Guindos a tope de flor.
Si el tiempo acompaña, cosecha asegurada. Aunque en el campo como en la vida, sólo una cosa es segura. ¿La adivinas?
¿Te apetece estirarte por el suelo rodeado de estas sencillas florecillas?
A mi, sí.
Hace ya una eternidad que no subo a la torre de la iglesia por su empinada escalera de caracol.

El campanario se suele visitar cuando se tocan las campanas en algún funeral.

Bodas y bautizos... ¡hay muy pocos!
Huertas medio abandonados en El Plantío y aledaños.
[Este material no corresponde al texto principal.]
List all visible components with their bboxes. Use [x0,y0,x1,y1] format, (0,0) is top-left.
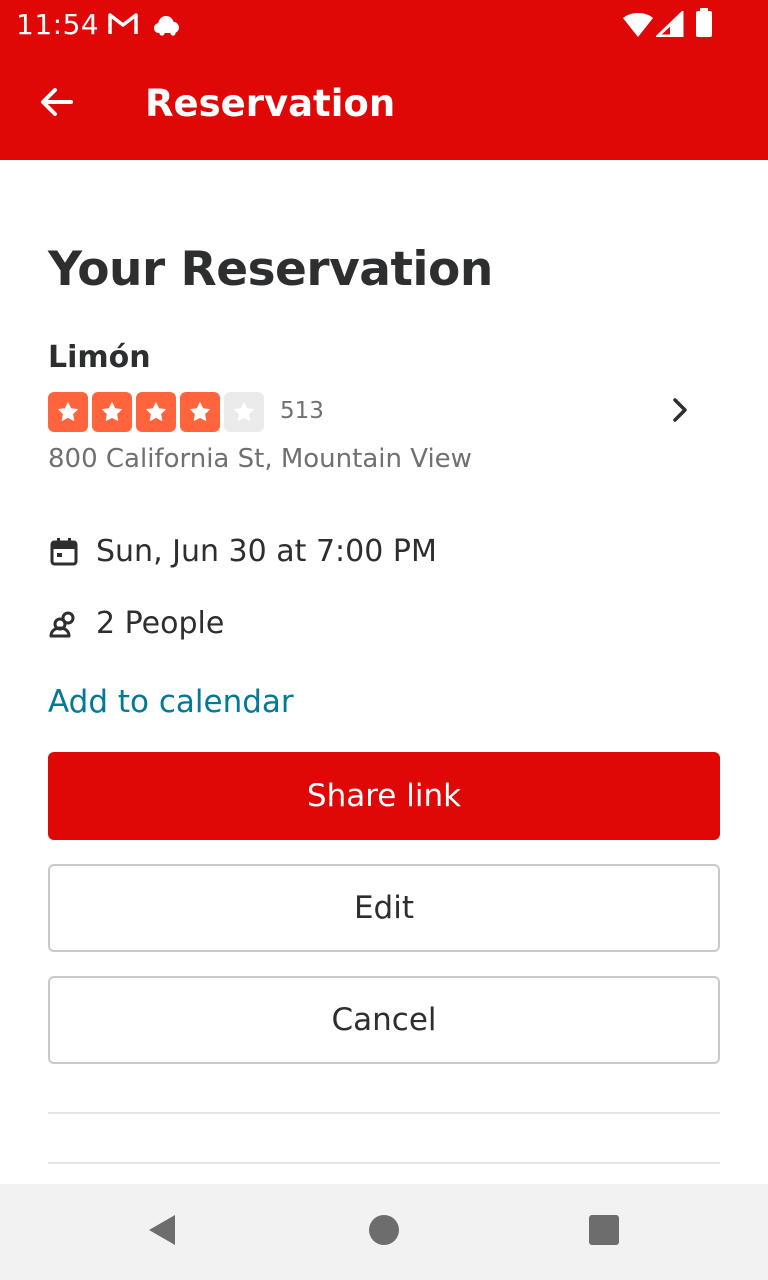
home-circle-icon [368,1214,400,1251]
app-bar: Reservation [0,48,768,160]
wifi-icon [622,12,654,43]
star-rating [48,392,264,432]
recents-square-icon [588,1214,620,1251]
star-icon [48,392,88,432]
gmail-icon [108,12,138,41]
arrow-back-icon [38,84,74,125]
battery-icon [694,8,714,43]
signal-icon [654,9,684,42]
party-size: 2 People [96,606,225,641]
back-triangle-icon [146,1213,178,1252]
divider [48,1112,720,1114]
app-bar-title: Reservation [145,82,396,125]
star-icon [92,392,132,432]
review-count: 513 [280,398,324,424]
star-icon [180,392,220,432]
reservation-datetime: Sun, Jun 30 at 7:00 PM [96,534,437,569]
restaurant-address: 800 California St, Mountain View [48,444,472,474]
divider [48,1162,720,1164]
party-size-row: 2 People [48,606,224,641]
restaurant-details-button[interactable] [656,388,704,436]
status-time: 11:54 [16,8,100,41]
add-to-calendar-link[interactable]: Add to calendar [48,684,294,720]
star-empty-icon [224,392,264,432]
cancel-button[interactable]: Cancel [48,976,720,1064]
back-button[interactable] [24,72,88,136]
restaurant-name[interactable]: Limón [48,340,151,375]
status-bar: 11:54 [0,0,768,48]
people-icon [48,608,80,640]
edit-button[interactable]: Edit [48,864,720,952]
system-back-button[interactable] [138,1208,186,1256]
system-nav-bar [0,1184,768,1280]
page-title: Your Reservation [48,242,493,297]
system-home-button[interactable] [360,1208,408,1256]
system-recents-button[interactable] [580,1208,628,1256]
share-link-button[interactable]: Share link [48,752,720,840]
calendar-icon [48,536,80,568]
datetime-row: Sun, Jun 30 at 7:00 PM [48,534,437,569]
cloud-icon [152,12,182,41]
star-icon [136,392,176,432]
chevron-right-icon [670,396,690,429]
Sólo, los chopos crecen a sus anchas sin importarles nada la naturaleza salvaje de se alrededor.
Las chimeneas "escupen" humo: símbolo de vida en el pueblo.
Corta calle de esta localidad.
Esperando la próxima fiesta de San Bartolomé a finales de agosto.
Cielo nublado con algunos claros.
Calles vacías; puertas y ventanas cerradas.
Imagen para el recuerdo.
Lejos queda el trajín de carros, los gritos de niños y las conversaciones en voz alta de los mayores.
Tiempos que ya no volverán.
Agua que discurre por un cauce invadido de plantas.
En otros tiempos, plagado de ricos cangrejos autóctonos.
Árboles en flor frente a una valla que limita el paso.
No dejo de admirar esta foto.
El centro del pueblo metido en "un puño". Parece como si las calles hubieran desaparecido y las casas estuvieran todas pegadas unas con otras.
A la izquierda de esta foto se ve un árbol en forma de pino. Es el clásico árbol de bolas rojas de navidad. Se llama... ¡A ver quien lo sabe y nos contesta en la Web?
Hermosilla no es un pueblo de almendros. Los pocos que hay están medio abandonados en el campo, en las lindes de las parcelas o en las laderas. Rico fruto para los días de frío invernal.
La foto no es bonita; pero el simbolismo de la pared de adobe lo dice todo en cuanto al material de construcción de los edificios más viejos de la localidad.